Five was not looking happy. He was lying back too far and tugging at the finish. To him the boat seemed heavier than usual, for he was just beginning to realise the difference between seconding the efforts of Hughie Marrable and those of Mr. Duncombe. Still, he was plugging gamely. Four, a painstaking person, was encouraging himself in a fashion entirely his own. After every stroke, as he sat up and swung forward, he gasped out some little sotto voce remark to himself, such as, "Oh, well rowed, Four!—Stick to it, Four!—Use your legs, old man!—That's better!—That's a beauty!—Oh, well rowed, Four!" And so on. Where he got the necessary breath for these exercises nobody knew; but some folk possess these little peculiarities, and row none the worse for them. Bow was another instance. He was a chirpy but eccentric individual, and used to sing to himself some little ditty of the moment—or possibly a hymn—all through a race, beginning with the first stroke and ending exactly, if possible, with the last. He had been known, when stroking a boat, to quicken up to a perfectly incredible rate simply because he feared that the song would end before he completed the course, a contingency which he regarded as unlucky in the extreme. On the other hand, he would become quite depressed if he had to stop in the middle of a verse, and he was quite capable of rowing rallentando if he desired to synchronise his two conclusions.

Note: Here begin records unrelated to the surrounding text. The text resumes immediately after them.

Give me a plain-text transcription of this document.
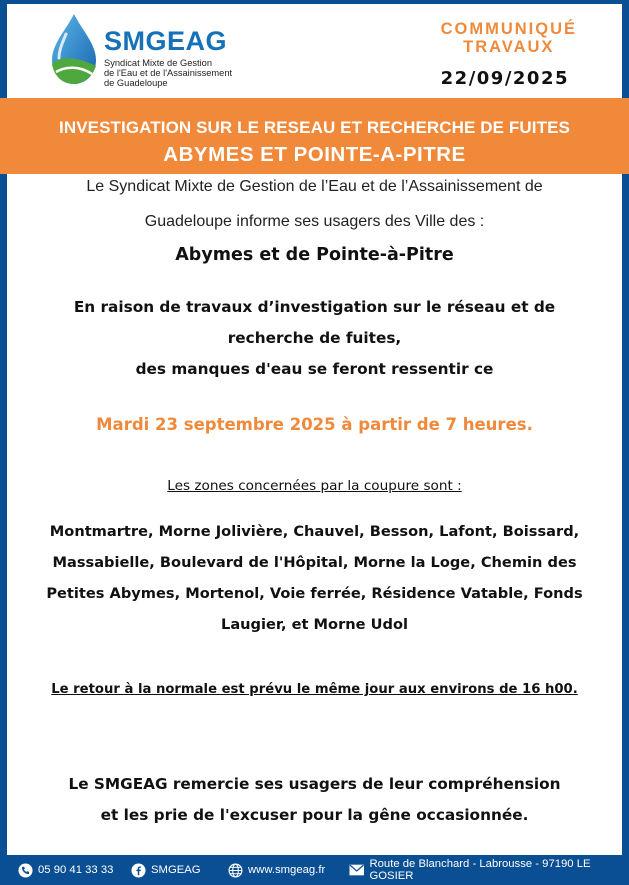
SMGEAG
Syndicat Mixte de Gestion
de l'Eau et de l'Assainissement
de Guadeloupe
COMMUNIQUÉ
TRAVAUX
22/09/2025
INVESTIGATION SUR LE RESEAU ET RECHERCHE DE FUITES
ABYMES ET POINTE-A-PITRE
Le Syndicat Mixte de Gestion de l’Eau et de l’Assainissement de
Guadeloupe informe ses usagers des Ville des :
Abymes et de Pointe-à-Pitre
En raison de travaux d’investigation sur le réseau et de
recherche de fuites,
des manques d'eau se feront ressentir ce
Mardi 23 septembre 2025 à partir de 7 heures.
Les zones concernées par la coupure sont :
Montmartre, Morne Jolivière, Chauvel, Besson, Lafont, Boissard,
Massabielle, Boulevard de l'Hôpital, Morne la Loge, Chemin des
Petites Abymes, Mortenol, Voie ferrée, Résidence Vatable, Fonds
Laugier, et Morne Udol
Le retour à la normale est prévu le même jour aux environs de 16 h00.
Le SMGEAG remercie ses usagers de leur compréhension
et les prie de l'excuser pour la gêne occasionnée.
05 90 41 33 33	SMGEAG	www.smgeag.fr	Route de Blanchard - Labrousse - 97190 LE GOSIER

But few people have the time or inclination for these diversions while oscillating upon a sixteen-inch slide, and the rest of the crew were swinging at and plugging in grim silence.

The two boats swept into the roaring medley of Ditton Corner. They flashed past the row of piles and tethered punts amid a hurricane of shouts and waving handkerchiefs. Hughie, wrongfully exercising his privilege as Stroke, allowed his eyes to slide to the right for a moment. He had a fleeting glimpse of the crimson and excited countenance of Miss Gaymer, as some man held her aloft in the crowd. Then the boat gave a slight lurch, and Joey was swallowed up again. Hughie felt guiltily responsible for the lurch, and recalling his gaze into the proper channel—straight over the coxswain's right shoulder—swung out again long and steadily.

"Are we straight yet?" he gasped to Dishy.

"Yes—just."

"Tell 'em to reach out a bit."

Mr. Watson complied, in tones that rose high above the tumult on the bank and penetrated even into the harmonious soul of Bow, who was grappling with a difficult cadenza at the moment.